On the rare occasion that you actually make eye contact with another person on the street, it is so uncommon that it feels like an invasion of privacy. “I’m walking here, busy with my whole brain full of my whole world full of personal drama. Who are you to try and connect? To look me in the eye like you know me?” Quick get the phone out or quick look away. Look left, there might be a truck coming.
The poodle with the safety-cone-collar, and a purple bow pooping in the park. A little self conscious. Lifting it’s feet up higher than necessary.
The mumbling hobo in the corner, a string of drool dripping from his mouth.
The neon BAR sign, the R flickering a secret message in Morse code.
The all black New Yorker ensembles, where one red line on a Burberry clutch stands out.
The bag lady practically swimming through the crowd.
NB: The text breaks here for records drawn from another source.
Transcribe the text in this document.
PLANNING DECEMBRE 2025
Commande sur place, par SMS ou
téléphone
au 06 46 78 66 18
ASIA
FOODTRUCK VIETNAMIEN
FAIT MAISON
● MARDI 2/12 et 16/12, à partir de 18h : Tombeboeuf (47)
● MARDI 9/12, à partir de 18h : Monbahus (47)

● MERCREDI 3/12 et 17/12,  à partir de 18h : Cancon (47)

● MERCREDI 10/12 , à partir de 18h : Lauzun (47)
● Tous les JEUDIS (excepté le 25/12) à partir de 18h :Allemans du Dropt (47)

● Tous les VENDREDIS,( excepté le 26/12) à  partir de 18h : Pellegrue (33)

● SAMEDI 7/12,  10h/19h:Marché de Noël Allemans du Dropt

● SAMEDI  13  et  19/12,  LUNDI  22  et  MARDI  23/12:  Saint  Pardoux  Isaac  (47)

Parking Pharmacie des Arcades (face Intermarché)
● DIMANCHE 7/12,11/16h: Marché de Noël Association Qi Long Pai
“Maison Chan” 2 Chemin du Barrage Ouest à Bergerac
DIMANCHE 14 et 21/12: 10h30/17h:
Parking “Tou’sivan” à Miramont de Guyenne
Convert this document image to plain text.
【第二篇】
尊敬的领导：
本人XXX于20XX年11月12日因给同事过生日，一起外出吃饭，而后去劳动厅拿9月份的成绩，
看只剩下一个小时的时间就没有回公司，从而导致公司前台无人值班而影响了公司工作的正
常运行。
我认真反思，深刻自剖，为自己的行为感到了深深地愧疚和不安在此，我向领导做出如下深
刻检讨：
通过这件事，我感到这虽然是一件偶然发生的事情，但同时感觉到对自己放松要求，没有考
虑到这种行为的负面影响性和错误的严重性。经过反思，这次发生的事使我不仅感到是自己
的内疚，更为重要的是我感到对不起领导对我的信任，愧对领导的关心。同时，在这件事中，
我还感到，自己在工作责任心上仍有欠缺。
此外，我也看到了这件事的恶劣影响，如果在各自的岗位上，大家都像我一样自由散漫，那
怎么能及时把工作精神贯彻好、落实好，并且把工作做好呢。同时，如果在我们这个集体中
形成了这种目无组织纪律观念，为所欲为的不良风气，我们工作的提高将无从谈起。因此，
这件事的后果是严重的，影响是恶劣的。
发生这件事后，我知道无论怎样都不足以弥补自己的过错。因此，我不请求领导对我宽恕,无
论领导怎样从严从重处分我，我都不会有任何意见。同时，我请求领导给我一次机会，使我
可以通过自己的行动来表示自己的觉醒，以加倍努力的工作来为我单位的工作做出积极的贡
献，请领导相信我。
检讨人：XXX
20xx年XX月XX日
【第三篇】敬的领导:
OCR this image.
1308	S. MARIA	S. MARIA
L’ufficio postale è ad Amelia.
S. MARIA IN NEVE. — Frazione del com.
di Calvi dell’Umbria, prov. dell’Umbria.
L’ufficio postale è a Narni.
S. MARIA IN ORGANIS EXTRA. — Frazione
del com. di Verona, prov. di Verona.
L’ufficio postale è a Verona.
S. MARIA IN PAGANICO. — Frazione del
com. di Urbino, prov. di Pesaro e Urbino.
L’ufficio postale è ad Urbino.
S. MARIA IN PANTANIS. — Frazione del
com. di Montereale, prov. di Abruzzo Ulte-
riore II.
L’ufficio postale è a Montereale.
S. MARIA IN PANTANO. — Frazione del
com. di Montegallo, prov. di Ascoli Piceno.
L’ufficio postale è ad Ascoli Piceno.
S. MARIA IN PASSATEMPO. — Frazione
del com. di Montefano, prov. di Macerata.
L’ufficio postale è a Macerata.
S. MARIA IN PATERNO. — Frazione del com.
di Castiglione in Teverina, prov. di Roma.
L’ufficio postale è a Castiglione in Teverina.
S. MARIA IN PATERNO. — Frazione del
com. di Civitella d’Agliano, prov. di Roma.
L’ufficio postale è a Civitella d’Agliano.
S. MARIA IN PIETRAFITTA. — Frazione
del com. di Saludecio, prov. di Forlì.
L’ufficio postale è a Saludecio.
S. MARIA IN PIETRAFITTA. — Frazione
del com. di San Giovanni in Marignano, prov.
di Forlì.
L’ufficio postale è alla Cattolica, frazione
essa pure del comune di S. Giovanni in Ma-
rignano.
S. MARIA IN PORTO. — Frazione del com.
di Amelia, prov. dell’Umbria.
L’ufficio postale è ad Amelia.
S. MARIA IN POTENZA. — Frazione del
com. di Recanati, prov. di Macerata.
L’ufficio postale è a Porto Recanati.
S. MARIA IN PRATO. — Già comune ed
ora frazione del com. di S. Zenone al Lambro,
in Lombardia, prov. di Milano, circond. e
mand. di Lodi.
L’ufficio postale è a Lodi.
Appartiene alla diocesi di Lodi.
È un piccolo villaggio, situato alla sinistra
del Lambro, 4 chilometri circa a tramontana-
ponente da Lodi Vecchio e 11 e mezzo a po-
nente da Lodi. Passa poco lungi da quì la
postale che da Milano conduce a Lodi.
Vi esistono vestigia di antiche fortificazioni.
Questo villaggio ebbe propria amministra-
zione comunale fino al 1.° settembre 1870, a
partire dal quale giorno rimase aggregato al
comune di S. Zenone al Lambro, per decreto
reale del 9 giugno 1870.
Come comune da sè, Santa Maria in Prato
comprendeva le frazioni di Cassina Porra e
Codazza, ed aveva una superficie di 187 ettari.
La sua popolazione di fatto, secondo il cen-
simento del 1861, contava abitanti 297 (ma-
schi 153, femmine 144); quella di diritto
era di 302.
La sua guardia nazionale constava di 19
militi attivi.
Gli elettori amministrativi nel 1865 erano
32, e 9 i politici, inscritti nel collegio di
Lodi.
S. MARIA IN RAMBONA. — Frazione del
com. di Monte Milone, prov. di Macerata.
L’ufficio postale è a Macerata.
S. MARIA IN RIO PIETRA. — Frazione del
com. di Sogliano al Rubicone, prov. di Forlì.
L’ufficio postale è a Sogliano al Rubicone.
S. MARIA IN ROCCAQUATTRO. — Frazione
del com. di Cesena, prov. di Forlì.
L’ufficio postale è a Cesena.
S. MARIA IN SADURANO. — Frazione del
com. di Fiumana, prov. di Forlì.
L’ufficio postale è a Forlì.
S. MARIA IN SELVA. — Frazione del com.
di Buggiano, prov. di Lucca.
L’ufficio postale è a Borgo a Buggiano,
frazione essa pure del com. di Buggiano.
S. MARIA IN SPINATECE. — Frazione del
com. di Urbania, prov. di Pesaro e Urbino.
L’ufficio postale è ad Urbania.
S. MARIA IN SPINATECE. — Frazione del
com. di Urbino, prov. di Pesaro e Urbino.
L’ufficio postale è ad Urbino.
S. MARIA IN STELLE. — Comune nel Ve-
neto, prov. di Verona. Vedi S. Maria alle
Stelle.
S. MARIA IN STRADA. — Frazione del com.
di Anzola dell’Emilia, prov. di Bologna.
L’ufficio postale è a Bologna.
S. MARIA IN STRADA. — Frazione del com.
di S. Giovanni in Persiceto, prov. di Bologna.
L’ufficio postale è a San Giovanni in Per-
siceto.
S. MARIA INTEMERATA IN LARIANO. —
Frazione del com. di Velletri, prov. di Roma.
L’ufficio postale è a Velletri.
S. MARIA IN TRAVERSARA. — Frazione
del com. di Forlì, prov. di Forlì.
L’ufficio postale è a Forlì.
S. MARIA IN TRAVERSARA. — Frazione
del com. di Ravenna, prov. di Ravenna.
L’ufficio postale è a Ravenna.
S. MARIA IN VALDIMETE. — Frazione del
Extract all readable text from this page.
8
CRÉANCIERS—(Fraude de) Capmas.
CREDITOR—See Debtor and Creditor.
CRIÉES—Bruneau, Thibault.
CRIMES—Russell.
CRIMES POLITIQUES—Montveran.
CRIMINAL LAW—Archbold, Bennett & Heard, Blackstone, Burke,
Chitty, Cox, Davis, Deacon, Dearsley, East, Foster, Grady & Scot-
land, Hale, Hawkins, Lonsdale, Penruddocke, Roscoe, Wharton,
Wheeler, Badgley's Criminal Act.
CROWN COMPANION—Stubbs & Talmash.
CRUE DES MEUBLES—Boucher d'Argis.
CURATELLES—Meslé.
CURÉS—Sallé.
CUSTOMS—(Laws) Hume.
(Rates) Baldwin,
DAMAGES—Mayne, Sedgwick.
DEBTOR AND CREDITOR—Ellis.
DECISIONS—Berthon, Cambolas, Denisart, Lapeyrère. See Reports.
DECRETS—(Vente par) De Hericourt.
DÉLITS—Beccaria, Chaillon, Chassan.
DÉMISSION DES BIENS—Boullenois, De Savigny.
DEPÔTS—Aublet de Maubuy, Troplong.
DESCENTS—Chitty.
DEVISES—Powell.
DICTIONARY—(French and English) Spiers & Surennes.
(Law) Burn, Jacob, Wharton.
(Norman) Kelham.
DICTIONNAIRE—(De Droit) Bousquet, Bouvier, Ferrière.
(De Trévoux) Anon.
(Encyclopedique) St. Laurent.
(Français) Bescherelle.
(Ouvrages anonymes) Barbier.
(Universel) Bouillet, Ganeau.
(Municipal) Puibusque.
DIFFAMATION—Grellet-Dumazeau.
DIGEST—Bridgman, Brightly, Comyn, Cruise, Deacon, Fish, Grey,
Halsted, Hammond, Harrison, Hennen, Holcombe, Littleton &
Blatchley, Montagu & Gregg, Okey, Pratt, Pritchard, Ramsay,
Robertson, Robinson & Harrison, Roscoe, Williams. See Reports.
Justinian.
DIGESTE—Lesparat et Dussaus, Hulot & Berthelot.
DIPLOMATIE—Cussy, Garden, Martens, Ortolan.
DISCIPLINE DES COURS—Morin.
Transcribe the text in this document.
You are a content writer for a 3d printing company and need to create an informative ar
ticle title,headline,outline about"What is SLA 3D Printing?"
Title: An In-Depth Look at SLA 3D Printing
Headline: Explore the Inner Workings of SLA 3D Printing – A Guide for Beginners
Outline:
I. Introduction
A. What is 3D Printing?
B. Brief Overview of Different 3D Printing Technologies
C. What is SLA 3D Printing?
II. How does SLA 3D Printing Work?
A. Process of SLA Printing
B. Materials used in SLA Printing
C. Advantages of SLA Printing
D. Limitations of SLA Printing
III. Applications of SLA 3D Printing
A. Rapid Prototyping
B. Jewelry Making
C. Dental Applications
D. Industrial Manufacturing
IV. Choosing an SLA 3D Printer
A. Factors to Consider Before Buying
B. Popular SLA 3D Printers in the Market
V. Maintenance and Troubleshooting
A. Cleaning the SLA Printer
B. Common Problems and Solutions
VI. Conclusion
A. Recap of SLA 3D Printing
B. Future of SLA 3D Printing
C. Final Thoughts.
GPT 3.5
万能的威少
The bald guy in a suit. Sprinting through the park in his polished shoes. Talk about a rat race.
The psychedelic rainbow warrior meditating on a bench. (benchitating?)
Wandering through Grand Central, taking pictures, the song “Bittersweet Symphony” comes on. There’s a dark note to New York. Beautiful, full of art, music and endless inspiration but disconnected, blind, totally run by getting on the up and up. I love it, but even the trees seem a little worn out and sad. A heavy layer of schmutz climbing up every one. It is a bittersweet symphony, but you don’t want to look away.
Hopped on a train, got off when it felt right, found a park to sit in and right next to me a Med Mob (meditation flash mob) sits down. About 15 people sitting in meditation at five pm in Downtown Manhattan. Everyone is staring and taking pictures as they walk by in a hurry but these 15 people seem to me to be the only ones getting somewhere. So I sit and close my eyes with them and the honking and sirens and clicking heels fades and my breath comes into focus. Right place, right time, as always.